The wikipedia article for primitive recursion mentions a limitation that primitive recursive function can't compute the function $ ev(i,j) $ which computes the $ i $th primitive recursive function on input $ j $.
I was wondering what you can compute with primitive recursion equipped with $ ev $, which I will refer to as secondary recursive functions.
- any primitive recursive function is secondary recursive
- secondary recursive functions are closed under composition and primitive recursion (just like primitive recursive functions)
- $ ev $ is secondary recursive
- $ ev $ indexes function such that computing the index of a projection, composition, or recursion is primitive recursive.
Note that in the above, $ev$ is still only computing primitive recursion. Thus, secondary recursion always halts - $ ev $ always halts and the other ways of building secondary recursive functions can't turn halting functions into non-halting functions.
I've found that some "nice" examples of non-primitive-recursive functions are secondary recursive.

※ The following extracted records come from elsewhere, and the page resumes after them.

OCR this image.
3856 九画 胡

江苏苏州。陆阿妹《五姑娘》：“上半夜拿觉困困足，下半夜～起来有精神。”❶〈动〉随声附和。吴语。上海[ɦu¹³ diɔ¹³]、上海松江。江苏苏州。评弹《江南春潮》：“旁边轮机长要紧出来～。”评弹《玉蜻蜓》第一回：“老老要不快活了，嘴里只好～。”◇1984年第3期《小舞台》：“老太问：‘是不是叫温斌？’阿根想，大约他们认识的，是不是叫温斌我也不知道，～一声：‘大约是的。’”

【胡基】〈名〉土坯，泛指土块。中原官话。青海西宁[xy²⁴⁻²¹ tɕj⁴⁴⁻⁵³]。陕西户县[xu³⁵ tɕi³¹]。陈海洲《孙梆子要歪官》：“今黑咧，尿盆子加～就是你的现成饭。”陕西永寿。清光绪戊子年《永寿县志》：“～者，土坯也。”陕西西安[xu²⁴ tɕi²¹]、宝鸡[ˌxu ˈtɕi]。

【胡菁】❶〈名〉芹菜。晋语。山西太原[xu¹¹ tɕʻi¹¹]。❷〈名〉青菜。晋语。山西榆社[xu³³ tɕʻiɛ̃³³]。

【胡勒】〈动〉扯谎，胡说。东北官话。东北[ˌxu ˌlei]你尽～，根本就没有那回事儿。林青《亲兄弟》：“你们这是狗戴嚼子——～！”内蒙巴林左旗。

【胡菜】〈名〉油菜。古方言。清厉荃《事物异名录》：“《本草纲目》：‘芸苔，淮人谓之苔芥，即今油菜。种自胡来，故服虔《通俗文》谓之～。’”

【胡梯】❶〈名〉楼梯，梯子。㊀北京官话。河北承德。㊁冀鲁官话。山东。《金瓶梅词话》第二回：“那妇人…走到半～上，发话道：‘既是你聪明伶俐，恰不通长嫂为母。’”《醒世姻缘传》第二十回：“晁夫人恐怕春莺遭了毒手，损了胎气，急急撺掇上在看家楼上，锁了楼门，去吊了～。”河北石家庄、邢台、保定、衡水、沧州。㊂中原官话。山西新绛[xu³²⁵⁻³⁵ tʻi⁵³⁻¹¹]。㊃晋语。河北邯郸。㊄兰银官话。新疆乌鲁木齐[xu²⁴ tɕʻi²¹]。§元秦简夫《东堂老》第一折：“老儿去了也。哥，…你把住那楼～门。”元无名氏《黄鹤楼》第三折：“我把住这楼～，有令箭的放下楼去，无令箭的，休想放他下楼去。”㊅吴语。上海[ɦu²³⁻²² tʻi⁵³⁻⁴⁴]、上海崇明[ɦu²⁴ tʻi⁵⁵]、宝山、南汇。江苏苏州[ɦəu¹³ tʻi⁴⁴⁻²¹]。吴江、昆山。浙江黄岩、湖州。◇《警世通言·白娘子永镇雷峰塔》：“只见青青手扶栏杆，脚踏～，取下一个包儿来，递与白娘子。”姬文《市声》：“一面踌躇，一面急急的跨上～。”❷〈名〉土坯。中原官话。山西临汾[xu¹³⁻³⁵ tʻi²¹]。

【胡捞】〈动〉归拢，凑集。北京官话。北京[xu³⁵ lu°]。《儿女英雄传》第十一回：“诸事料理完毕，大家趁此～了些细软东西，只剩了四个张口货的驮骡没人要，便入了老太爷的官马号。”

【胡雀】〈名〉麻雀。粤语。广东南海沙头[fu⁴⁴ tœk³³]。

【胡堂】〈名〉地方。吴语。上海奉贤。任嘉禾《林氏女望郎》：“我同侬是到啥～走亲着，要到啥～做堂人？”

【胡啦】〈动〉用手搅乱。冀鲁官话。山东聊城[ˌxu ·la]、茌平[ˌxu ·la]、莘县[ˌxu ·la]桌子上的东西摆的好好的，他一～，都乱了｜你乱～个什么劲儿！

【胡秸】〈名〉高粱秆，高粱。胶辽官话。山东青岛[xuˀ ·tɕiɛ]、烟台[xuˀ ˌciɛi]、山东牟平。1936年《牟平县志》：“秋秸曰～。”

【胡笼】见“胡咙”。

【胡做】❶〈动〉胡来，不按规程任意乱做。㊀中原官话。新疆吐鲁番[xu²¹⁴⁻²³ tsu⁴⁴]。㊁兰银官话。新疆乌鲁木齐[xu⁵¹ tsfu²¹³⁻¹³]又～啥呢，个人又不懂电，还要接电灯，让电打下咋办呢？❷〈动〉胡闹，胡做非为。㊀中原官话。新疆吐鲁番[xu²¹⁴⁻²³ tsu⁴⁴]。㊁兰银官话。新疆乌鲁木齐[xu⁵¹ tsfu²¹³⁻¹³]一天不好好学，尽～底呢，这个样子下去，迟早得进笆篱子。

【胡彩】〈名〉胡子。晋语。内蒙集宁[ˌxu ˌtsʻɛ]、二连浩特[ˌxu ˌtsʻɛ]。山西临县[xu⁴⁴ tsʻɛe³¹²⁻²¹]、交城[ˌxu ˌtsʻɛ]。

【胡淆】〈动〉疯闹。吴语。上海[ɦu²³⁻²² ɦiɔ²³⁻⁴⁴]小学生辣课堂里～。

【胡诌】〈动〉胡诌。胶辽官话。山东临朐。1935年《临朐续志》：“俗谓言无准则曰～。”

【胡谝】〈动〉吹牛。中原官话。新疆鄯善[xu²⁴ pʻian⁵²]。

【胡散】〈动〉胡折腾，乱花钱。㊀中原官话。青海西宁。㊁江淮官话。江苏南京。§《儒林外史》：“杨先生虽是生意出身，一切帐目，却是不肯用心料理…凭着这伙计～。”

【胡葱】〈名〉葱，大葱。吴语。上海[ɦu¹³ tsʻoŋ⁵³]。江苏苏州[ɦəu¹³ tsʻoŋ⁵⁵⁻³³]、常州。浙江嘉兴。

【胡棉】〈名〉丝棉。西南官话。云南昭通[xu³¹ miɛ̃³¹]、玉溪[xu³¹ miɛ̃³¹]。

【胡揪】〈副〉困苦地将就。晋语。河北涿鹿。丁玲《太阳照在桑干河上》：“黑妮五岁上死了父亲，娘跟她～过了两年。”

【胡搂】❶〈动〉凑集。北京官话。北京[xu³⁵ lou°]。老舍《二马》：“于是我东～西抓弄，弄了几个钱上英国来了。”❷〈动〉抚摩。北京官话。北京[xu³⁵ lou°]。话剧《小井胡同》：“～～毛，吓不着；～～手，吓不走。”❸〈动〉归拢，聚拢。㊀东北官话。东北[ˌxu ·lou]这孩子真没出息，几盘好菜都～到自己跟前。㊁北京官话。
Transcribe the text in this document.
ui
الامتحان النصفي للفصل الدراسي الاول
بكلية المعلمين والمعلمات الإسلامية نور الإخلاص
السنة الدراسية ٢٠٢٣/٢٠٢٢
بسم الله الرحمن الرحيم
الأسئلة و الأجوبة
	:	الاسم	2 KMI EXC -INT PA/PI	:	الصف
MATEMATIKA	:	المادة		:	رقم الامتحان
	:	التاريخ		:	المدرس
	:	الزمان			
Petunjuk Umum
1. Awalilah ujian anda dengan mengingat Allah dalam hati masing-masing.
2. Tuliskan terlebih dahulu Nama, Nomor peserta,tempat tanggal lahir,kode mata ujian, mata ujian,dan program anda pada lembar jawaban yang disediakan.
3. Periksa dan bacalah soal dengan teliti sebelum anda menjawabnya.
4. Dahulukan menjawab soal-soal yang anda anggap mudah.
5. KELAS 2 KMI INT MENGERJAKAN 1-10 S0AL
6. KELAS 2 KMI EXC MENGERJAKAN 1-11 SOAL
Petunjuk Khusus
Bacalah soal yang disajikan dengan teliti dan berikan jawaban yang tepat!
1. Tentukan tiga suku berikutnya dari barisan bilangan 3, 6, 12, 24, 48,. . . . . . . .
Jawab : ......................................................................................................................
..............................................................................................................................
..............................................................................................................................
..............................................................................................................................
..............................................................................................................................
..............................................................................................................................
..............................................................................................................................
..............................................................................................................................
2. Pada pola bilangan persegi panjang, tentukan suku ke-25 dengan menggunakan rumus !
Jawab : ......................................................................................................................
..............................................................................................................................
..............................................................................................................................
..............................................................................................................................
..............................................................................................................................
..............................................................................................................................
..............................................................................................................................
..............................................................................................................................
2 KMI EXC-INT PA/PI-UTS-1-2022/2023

For example, for any fixed $ n $ , the function $ f_n(a,b) = a \uparrow^n b $ is primitive recursive. Given arbitrary $ n $, we can compute the index of $f_n$ (with some work), then use $ ev $ to compute $ arrow(a,b,n) = a \uparrow^n b $ which is not primitive recursive (it can be used to compute the Ackermann function).
We can also further generalize this to $n$-ary recursion, with $1$-ary recursion being primitive recursion, and $(n+1)$-ary recursion being primitive recursion equipped with an function that evaluates $n$-ary recursive functions. (Then we can generalize this even further, with $ \omega $-ary recursive functions which are the union of $n$-ary recursive functions for all $n$, $(\omega+1) $-ary recursion being primitive recursion equipped with a function that evaluates $\omega$-ary recursion etc. )
I have 2 questions:
Have these been studied? Do they have a name?
Are there any "nice" examples of functions which are recursive but not secondary recursive?